Sam kurtulur, eve döner. Ancak çok değişmiştir. Duyguları yok olmuştur. Kimseyle anlaşamaz. Çok sevdiği kızlarıyla bile. Kardeşi ve karısının ilişkisi olduğu düşüncesini kafasına takmıştır. Davranışları sertleşmiş, vurup kırmaya başlamıştır. Bir intihar denemesinden sonra tutuklanır. Grace, onun vicdan azabı çektiğini, başından geçen bir olayın onu kemirdiğini anlamıştır. Sam çavuşu öldürdüğünü itiraf eder. “savaşın sonunu ölüler görür derler, ben gördüm.
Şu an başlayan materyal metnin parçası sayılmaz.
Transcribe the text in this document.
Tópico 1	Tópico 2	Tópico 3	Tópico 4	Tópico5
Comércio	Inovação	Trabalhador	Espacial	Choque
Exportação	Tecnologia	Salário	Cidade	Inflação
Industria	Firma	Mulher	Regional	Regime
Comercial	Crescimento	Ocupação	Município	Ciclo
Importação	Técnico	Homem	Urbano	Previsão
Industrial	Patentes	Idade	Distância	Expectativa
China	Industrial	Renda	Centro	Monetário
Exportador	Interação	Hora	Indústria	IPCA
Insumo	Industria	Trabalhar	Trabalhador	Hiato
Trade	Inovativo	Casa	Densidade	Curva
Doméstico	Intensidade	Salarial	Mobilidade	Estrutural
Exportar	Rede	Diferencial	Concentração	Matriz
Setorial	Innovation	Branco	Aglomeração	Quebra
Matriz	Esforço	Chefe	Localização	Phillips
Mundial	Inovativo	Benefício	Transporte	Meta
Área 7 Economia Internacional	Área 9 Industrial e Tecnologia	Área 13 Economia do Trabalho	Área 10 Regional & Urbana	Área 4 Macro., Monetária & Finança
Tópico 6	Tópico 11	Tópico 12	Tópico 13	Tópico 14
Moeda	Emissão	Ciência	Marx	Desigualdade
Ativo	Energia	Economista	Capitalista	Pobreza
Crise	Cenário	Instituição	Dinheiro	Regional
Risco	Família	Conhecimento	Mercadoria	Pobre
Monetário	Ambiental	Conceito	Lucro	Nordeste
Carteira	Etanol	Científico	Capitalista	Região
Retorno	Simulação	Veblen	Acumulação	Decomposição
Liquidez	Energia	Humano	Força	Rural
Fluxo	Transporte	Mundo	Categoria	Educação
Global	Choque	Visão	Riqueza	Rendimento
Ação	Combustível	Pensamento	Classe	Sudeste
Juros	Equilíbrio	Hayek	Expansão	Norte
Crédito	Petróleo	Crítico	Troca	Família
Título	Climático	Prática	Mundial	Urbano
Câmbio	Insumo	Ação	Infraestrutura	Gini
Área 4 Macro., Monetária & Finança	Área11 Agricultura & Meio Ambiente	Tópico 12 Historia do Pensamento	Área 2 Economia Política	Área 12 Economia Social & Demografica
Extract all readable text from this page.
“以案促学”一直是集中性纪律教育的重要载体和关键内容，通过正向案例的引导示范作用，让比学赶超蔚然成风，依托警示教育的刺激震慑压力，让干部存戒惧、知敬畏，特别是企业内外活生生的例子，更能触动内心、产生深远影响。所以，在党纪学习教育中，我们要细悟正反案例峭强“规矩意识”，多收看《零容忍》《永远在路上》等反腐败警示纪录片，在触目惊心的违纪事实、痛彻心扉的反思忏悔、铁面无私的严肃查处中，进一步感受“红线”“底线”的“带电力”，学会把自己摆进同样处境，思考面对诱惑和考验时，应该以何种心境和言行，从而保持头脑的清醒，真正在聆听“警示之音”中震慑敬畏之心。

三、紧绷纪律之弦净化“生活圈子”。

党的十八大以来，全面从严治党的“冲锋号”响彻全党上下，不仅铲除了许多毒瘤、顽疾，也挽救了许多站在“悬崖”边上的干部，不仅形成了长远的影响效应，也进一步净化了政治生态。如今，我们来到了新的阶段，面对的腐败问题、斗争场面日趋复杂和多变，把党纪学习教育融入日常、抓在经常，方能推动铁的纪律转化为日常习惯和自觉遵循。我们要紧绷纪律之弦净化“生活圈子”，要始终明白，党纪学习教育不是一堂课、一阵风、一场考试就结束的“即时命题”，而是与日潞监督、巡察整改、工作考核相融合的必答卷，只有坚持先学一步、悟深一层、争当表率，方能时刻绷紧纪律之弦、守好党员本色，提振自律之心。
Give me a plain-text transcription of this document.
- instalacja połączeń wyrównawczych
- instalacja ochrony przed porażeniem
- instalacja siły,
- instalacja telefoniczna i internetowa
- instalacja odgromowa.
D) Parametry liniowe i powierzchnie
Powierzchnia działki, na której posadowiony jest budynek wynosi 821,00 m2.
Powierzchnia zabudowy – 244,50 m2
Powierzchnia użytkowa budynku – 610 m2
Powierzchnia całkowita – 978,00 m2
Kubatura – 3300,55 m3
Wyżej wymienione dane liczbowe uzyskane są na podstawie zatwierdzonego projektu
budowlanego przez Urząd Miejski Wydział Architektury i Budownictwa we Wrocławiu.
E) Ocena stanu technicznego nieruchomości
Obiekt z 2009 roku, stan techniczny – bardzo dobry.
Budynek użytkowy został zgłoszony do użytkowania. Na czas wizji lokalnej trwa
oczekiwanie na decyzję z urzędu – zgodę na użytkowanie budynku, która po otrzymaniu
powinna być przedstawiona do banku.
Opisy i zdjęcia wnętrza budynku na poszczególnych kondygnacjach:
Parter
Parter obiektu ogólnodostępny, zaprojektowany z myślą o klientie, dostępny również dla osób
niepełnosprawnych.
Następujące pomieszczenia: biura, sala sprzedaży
Asıl soru bir daha hayata dönüp dönemeyeceğim” der.

Amerikan filmlerinde aile, din, kardeşlik, arkadaşlık bağları sürekli vurgulanır. Aile çok kutsaldır. Özel günlerde birlikte olabilmek için kilometrelerce yol katederler. Biraz İtalyan aile yaşamına özentidir. Yemekten önceki şükran duası, pazarları kiliselerin dolması, semt rahiplerinin yere göğe konulmaması günümüzdeki ABD’ye hiç uymuyor. Kadınların, erkeklerin çok samimi arkadaşlıkları delice eğlenip kafa çekmeleri de kaymak tabakaya nasip olan bir durum. Bana hepsi abartılı gelir. Filmlerdeki beyin yıkama yöntemi diye düşünüyorum.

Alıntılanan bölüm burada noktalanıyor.